This Week in Concord History

Aug. 6, 1728: A grant creates the Plantation of Suncook (an Indian term meaning “place of the goose” or “rocky place”). Massachusetts grants the land to the 47 soldiers and survivors of an Indian-hunting expedition to the north known as Lovewell’s War. Francis Doyen of Penacook, one of Lovewell’s soldiers, is believed to have been the first white settler.

Aug. 6, 2000: About 20 people gather along the Merrimack River near Concord’s Loudon Road to pray for a world without a nuclear threat. Marking the 55th anniversary of the bombing of Hiroshima, the peace activists toss flowers into the water.

Aug. 7, 2001: The Concord Baseball Association announces that Pete Dupuis has been named the general manager of the Concord Quarry Dogs for the 2002 season. Dupuis was the assistant general manager under Warren Doane, who passed away earlier this year.

Aug. 8, 1861: The Democratic Standard, a Concord newspaper with Southern sympathies, refers to the Union Army as “Old Abe’s Mob.” When angry returned soldiers from the First New Hampshire Volunteers gather outside the Standard office, the paper’s frightened proprietors stand in the windows, pistols in hand. The owners fire three shots in the melee that follows, but no one is injured. The mob burns some of the Standard’s property and dumps its type cases in the street.

Aug. 8, 1974: As news of the impending resignation of President Richard Nixon sweeps the nation, the Monitor interviews people in the streets of Concord. “I feel a tremendous sense of renewal for the American system,” St. Paul’s School English teacher Richard Lederer tells a reporter. The president announces his resignation in a televised speech, and Vice President Gerald Ford assumes the presidency.

Aug. 8, 2001: The police believe an early morning robbery of the Main Street Cumberland Farms may be connected to recent holdups in Manchester, Bedford and Hooksett, investigators say. “We’re thinking that these may be related,” Manchester Police Sgt.
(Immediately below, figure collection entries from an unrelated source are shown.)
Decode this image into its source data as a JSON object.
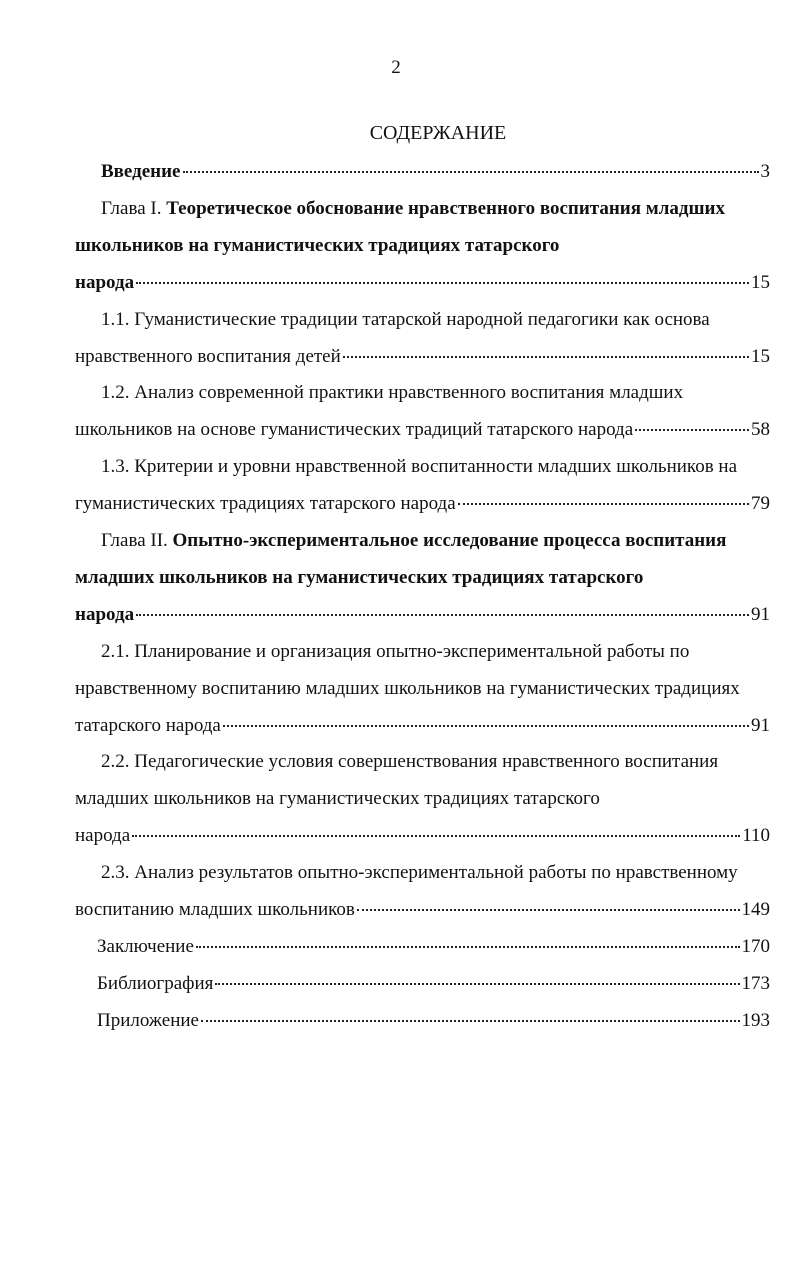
{
  "header": {
    "page_number": "2",
    "title": "СОДЕРЖАНИЕ"
  },
  "entries": [
    {
      "lines": [
        "Введение"
      ],
      "page": 3,
      "bold": true
    },
    {
      "prefix": "Глава I.",
      "lines": [
        "Теоретическое обоснование нравственного воспитания младших",
        "школьников на гуманистических традициях татарского",
        "народа"
      ],
      "page": 15,
      "bold": true
    },
    {
      "lines": [
        "1.1. Гуманистические традиции татарской народной педагогики как основа",
        "нравственного воспитания детей"
      ],
      "page": 15,
      "bold": false
    },
    {
      "lines": [
        "1.2. Анализ современной практики нравственного воспитания младших",
        "школьников на основе гуманистических традиций татарского народа"
      ],
      "page": 58,
      "bold": false
    },
    {
      "lines": [
        "1.3. Критерии и уровни нравственной воспитанности младших школьников на",
        "гуманистических традициях татарского народа"
      ],
      "page": 79,
      "bold": false
    },
    {
      "prefix": "Глава II.",
      "lines": [
        "Опытно-экспериментальное исследование процесса воспитания",
        "младших школьников на гуманистических традициях татарского",
        "народа"
      ],
      "page": 91,
      "bold": true
    },
    {
      "lines": [
        "2.1. Планирование и организация опытно-экспериментальной работы по",
        "нравственному воспитанию младших школьников на гуманистических традициях",
        "татарского народа"
      ],
      "page": 91,
      "bold": false
    },
    {
      "lines": [
        "2.2. Педагогические условия совершенствования нравственного воспитания",
        "младших школьников на гуманистических традициях татарского",
        "народа"
      ],
      "page": 110,
      "bold": false
    },
    {
      "lines": [
        "2.3. Анализ результатов опытно-экспериментальной работы по нравственному",
        "воспитанию младших школьников"
      ],
      "page": 149,
      "bold": false
    },
    {
      "lines": [
        "Заключение"
      ],
      "page": 170,
      "bold": false
    },
    {
      "lines": [
        "Библиография"
      ],
      "page": 173,
      "bold": false
    },
    {
      "lines": [
        "Приложение"
      ],
      "page": 193,
      "bold": false
    }
  ]
}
Hames Kinney says. “There are similarities.”

Aug. 9, 1746: A band of 50 to 100 natives invades Rumford (Concord), but the natives will be scared off the next morning by 30 armed guards who escort church-goers back to their garrisons.

Aug. 9, 1887: A warehouse is damaged by fire in downtown Concord. “The losses were not heavy, but the fire was a memorable one form the fact that so many boys were injured in jumping from the windows,” the New Hampshire Patriot reports.

Aug. 9, 1903: Omer T. Lassonde is born in Concord. An artist, he will be federal arts director of the WPA in New Hampshire during the Depression. The subjects of his many portraits will include U.S. Sen. Styles Bridges, Gov. John G. Winant and the King of Samoa.

Aug. 9, 2003: Concord’s Little Blue takes a 13-6 loss to Bakersfield in the 16-year-old Babe Ruth World Series in Jamestown, N.Y.

Aug. 10, 1987: Owners of the Ramada Inn on Main Street in Concord get city permission to build over Storrs Street. “The building that is there right now is, quite frankly, ugly. But what you see there now is not what you’ll get,” says lawyer Ray D’Amante. The plan never happens.

Aug. 11, 1746: Thirty or 40 natives attack a seven-man military party in Rumford (Concord) near the current site of Concord Hospital. The natives kill five men outright – Samuel and Jonathan Bradley, Obadiah Peters, John Bean and John Lufkin – and strip and mutilate their bodies. Alexander Roberts and William Stickney are captured. The dead are brought to town in a cart and buried immediately.

Aug. 11, 2003: The Concord City Council strikes a deal with Portsmouth developer Michael Simchik to give both the Sears Block and the Penacook tannery some much-needed TLC. Simchik will spend about $10 million to design and build a six-story building full of offices, stores and apartments on the site of the former Sears Block downtown. The city will spend about $5 million on a parking garage with at least 330 spaces adjacent to the new building.

Aug. 12, 1927: In the Hall of Flags at the State House, a bronze plaque is unveiled honoring Walter Kittredge of Merrimack, who wrote one of the most popular songs of the Civil War, “Tenting Tonight on the Old Campground.” A Boston publisher originally declined to pay Kittredge $15 for the song but, to his great fortune, changed his mind. The end of the war was only the beginning of the song’s popularity. It was a staple at Grand Army of the Republic reunions well into the 20th century. Kittredge himself sang it before huge veterans’ conventions in Chicago and Philadelphia. Ironically, Kittredge was no veteran; though drafted during the war, he was unable to serve because of a disability.